Date: 2008-05-02 01:38 am (UTC)
ext_3916: (Default)
From: [identity profile] tonko-ni.livejournal.com
If you looked hard enough you might be able to find a camera-recorded copy of one of the shows on Youtube, I actually watched it that way because the album alone left me confused (it's a musical, but tons of the plot/action is spoken, so not included in the album), but yeah, I know it can be hard to get stuff like that. I'm in Montreal and we get skipped a lot for touring musicals because of the French stuff.

In the book, Oz itself as a setting is very important. One of the plot issues is Oz politics, actually, accusations of Bad Things going on because all the Animals (talking creatures) are loosing their voices, there are people murdered, different sects and races of the population are represented and there are churches and stuff... part of the reason I found it so dark and sobering was all that stuff--it made Oz so much more realistic, and with that came all the bad stuff that happens as it does in our world. Racism, bashing, weird sexual stuff... The world of Oz feels... grimy in a way the real world does. There's mud and dirt and blood in it.

And the sequel, Son of a Witch, continues that. The main character is so... non-heroic, and he's not even an anti-hero, he's just... frankly, a normal, non-special slightly wussy guy with reactions that kind of disappoint the reader while making the reader feel vaguely guilty because you know that a normal person would do what he does... except he's the main character so you keep expecting him to be more than that. It was a weird feeling. But ultimately I enjoyed it, especially the very end.

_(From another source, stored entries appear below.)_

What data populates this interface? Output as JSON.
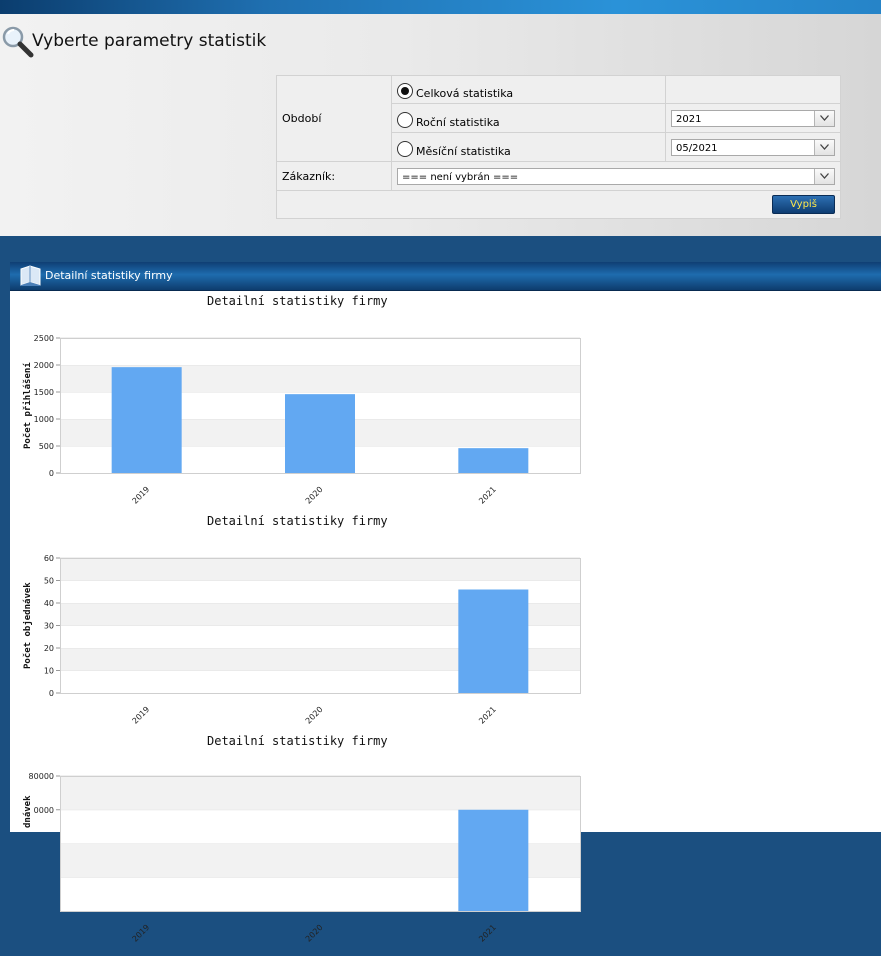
{
  "params": {
    "title": "Vyberte parametry statistik",
    "period_label": "Období",
    "options": [
      {
        "label": "Celková statistika",
        "selected": true
      },
      {
        "label": "Roční statistika",
        "selected": false
      },
      {
        "label": "Měsíční statistika",
        "selected": false
      }
    ],
    "year_value": "2021",
    "month_value": "05/2021",
    "customer_label": "Zákazník:",
    "customer_value": "=== není vybrán ===",
    "submit_label": "Vypiš"
  },
  "panel": {
    "title": "Detailní statistiky firmy"
  },
  "colors": {
    "bar": "#62a8f2",
    "band": "#f2f2f2"
  },
  "chart_data": [
    {
      "type": "bar",
      "title": "Detailní statistiky firmy",
      "ylabel": "Počet přihlášení",
      "categories": [
        "2019",
        "2020",
        "2021"
      ],
      "values": [
        1960,
        1460,
        460
      ],
      "ylim": [
        0,
        2500
      ],
      "yticks": [
        0,
        500,
        1000,
        1500,
        2000,
        2500
      ],
      "ytick_labels": [
        "0",
        "500",
        "1000",
        "1500",
        "2000",
        "2500"
      ]
    },
    {
      "type": "bar",
      "title": "Detailní statistiky firmy",
      "ylabel": "Počet objednávek",
      "categories": [
        "2019",
        "2020",
        "2021"
      ],
      "values": [
        0,
        0,
        46
      ],
      "ylim": [
        0,
        60
      ],
      "yticks": [
        0,
        10,
        20,
        30,
        40,
        50,
        60
      ],
      "ytick_labels": [
        "0",
        "10",
        "20",
        "30",
        "40",
        "50",
        "60"
      ]
    },
    {
      "type": "bar",
      "title": "Detailní statistiky firmy",
      "ylabel": "dnávek",
      "categories": [
        "2019",
        "2020",
        "2021"
      ],
      "values": [
        0,
        0,
        60000
      ],
      "ylim": [
        0,
        80000
      ],
      "yticks": [
        60000,
        80000
      ],
      "ytick_labels": [
        "0000",
        "80000"
      ]
    }
  ]
}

All that said, though, I was able to read it and I still love the Wicked musical even now--it didn't reduce my enjoyment of the simpler and happier version of Oz, where Galinda grew up into Glinda, and was really good, and Elphaba had a tragic life overall but was ultimately redeemed and remembered by Glinda at least.

Though, I am an AU fan in my fandom readings, so maybe that's why I was able to wall them off from each other so much.